Whatever she’d told him had the desired effect. Oldham was frightened now, frightened and wary.
“How does your son know Electra Wooten?” Frank asked again.
She hated asking the question. Every movement she made radiated her fury.
Adam responded, equally reluctant, and her eyes widened in surprise. Frank waited patiently, giving her time to absorb the truth and to see if she would convey it to him voluntarily.

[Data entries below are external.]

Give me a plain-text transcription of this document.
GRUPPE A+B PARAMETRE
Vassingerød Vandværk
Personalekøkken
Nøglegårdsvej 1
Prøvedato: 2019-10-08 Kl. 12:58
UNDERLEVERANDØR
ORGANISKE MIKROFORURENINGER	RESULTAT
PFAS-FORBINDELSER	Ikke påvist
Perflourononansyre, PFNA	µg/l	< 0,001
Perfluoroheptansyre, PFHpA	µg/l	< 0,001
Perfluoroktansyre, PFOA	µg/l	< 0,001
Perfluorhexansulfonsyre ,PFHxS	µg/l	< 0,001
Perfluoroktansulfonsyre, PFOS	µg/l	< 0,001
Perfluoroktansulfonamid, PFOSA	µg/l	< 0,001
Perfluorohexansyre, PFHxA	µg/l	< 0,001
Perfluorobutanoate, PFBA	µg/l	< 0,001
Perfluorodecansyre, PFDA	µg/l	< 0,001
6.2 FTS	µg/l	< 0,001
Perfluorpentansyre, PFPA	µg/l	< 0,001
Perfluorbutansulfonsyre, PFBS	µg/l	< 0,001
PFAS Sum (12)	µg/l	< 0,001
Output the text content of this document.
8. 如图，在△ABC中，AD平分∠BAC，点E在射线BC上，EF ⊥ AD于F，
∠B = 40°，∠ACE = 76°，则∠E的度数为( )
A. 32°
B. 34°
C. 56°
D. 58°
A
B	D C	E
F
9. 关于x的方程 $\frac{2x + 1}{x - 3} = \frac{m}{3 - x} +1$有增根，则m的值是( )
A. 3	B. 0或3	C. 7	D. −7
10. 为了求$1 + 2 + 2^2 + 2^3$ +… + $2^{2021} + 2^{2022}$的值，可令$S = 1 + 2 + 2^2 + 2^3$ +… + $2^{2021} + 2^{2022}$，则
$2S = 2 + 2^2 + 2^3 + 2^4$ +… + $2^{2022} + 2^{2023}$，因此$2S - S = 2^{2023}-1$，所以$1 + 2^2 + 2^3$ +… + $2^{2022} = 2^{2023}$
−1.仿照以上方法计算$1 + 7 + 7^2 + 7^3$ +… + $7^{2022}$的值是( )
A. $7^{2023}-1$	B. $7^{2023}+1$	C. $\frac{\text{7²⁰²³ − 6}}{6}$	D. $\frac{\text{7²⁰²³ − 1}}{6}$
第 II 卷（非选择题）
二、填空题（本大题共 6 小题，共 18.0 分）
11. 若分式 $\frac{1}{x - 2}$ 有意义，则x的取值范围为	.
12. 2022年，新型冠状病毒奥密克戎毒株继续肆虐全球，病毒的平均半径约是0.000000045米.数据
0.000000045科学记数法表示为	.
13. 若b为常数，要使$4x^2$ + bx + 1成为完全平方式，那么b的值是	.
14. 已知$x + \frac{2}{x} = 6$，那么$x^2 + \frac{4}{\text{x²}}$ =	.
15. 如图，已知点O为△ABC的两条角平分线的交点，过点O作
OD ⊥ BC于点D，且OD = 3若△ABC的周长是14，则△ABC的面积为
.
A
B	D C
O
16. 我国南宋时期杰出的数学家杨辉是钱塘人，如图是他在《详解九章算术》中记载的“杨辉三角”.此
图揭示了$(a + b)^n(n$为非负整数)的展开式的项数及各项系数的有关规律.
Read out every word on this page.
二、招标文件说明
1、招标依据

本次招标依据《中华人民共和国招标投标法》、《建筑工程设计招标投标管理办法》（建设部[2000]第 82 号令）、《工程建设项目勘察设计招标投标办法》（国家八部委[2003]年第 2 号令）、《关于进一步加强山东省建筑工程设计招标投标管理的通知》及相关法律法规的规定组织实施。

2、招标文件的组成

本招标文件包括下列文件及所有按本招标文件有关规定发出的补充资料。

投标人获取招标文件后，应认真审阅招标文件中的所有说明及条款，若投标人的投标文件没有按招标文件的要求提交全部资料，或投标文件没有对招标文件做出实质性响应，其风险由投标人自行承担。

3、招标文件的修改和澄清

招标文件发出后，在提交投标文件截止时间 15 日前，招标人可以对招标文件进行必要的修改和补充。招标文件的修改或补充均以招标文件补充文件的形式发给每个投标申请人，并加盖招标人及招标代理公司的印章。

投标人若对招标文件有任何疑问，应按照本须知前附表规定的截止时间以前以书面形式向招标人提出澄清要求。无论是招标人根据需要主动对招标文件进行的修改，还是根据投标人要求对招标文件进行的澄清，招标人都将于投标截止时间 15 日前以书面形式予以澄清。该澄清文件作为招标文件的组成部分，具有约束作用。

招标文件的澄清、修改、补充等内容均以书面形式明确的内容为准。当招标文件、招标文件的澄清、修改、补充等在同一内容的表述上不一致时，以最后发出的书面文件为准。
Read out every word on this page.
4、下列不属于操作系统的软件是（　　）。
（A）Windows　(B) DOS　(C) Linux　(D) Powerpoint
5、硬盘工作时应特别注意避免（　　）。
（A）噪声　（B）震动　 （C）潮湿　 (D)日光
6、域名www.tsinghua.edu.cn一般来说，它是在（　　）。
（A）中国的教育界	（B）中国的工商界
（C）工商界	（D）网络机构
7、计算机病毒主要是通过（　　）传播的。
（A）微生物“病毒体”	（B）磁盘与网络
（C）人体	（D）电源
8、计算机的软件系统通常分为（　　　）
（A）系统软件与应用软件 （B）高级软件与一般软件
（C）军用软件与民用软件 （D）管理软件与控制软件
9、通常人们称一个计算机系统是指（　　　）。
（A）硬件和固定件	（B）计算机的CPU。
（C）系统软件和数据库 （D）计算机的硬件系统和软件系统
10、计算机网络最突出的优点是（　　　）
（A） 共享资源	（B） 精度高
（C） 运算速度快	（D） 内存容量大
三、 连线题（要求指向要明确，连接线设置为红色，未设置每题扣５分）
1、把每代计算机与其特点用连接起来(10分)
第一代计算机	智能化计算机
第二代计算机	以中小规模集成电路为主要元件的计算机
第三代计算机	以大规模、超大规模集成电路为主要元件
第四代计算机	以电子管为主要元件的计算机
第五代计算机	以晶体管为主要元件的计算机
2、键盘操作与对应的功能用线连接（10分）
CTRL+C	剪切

“He says . . . he was teaching her to sign,” she said in confusion. She asked another question and was even more confused by his answer. “He says she is a student at the Lexington Avenue School. They don’t teach signing there,” she added by way of explanation for her surprise.
“I know,” Frank said, as astonished as she to learn this information. “And Mr. Wooten would never allow her to learn. Is that how they met? Because he wanted to teach her to sign?”
She asked Oldham a question, and he replied.
“He says he was asked to meet with her and teach her privately.”
“Who asked him?”
“He won’t say,” she replied after an exchange of signs. “He doesn’t want to get anyone in trouble.”
“So you knew your son was seeing Miss Wooten, but you didn’t know why?” Frank asked her.
“I knew he’d met her someplace and was tutoring her privately. He was . . . smitten,” she decided, choosing a word that didn’t convey much romanticism. “I understand she’s very beautiful,” she added with a trace of bitterness.
“She is,” Frank said, goading her. “But she’s only sixteen.”
She hadn’t known that, and she wasn’t pleased to know it now. She had to interpret for her son, and his reply was indignant.
“She’s almost seventeen, he says,” she told Frank wearily. She rubbed her forehead as if it had begun to ache. “I didn’t know he was teaching her to sign. I thought she was just a rich deaf girl he’d met and—”
“Let me get this straight. Somebody he won’t name introduced him to Miss Wooten and asked him to teach her to sign. Did her father know about this?”
She asked Oldham, who shook his head vehemently and signed something furiously in reply.
“No, he wouldn’t allow her to sign. He wanted her to be
normal
.” She said the word as if it left a bad taste in her mouth.